Workers in nearly every major industry joined the strike – including coal, telecommunications, engineering, transportation, docks, and banking. Agricultural workers in the country are especially hard hit, and have been protesting the new anti-farmer laws since their passage by the right-wing government of Prime Minister Narendra Modi in September.

The Modi government, using COVID-19 as an excuse, has reacted to these protests with violence and widescale arrests.

The two-day strike occurred while hundreds of thousands of farmers from the country’s agriculturally-dominated states continued a march on the capital city of Delhi, blocking highways and demanding the government meet them in negotiations. While the general strike concluded after November 27, the farmers have indicated they will continue the ongoing action for as long as it takes to force the government to repeal its new agriculture laws. As of December 8, the farmers remain at the city’s borders as negotiations with the government continue. The movement has roused strong international support, with protests held at India’s embassies in multiple countries.
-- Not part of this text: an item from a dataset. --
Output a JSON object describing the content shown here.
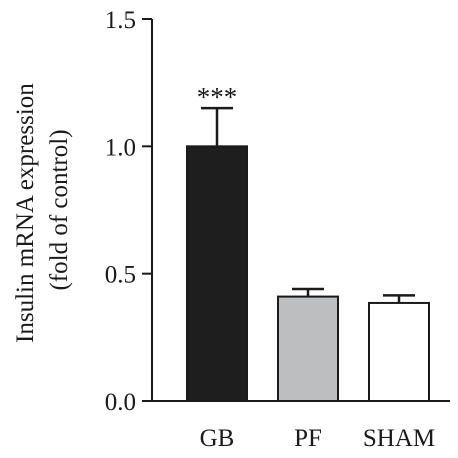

The united front of Indian trade unions and agricultural organizations released a joint charter of demands, which includes the repeal of the recently passed anti-worker and anti-farmer laws. The workers also demand greater protections for workers, an end to privatization in the public sector, and increases to minimum wage and pensions. 

“Despite the severe police actions across the country, workers enthusiastically participated in the strike. The recent labour law changes, including the new codes on social security, wages and industrial relations, should be revoked as they fall short of protecting fundamental principles and rights at work,” said Sanjay Vadhavkar, General Secretary of the Steel, Metal and Engineering Workers Federation of India (SMEFI). 

“On many aspects [the new laws] go against India’s commitments in the international human rights and labour rights forums. Mishandling of Covid-19 and anti-people economic policies pushed millions into misery,” Vadhavkar continued. “This strike and the joint action with farmers will send a strong message to government demanding workers’ and people-oriented policies.”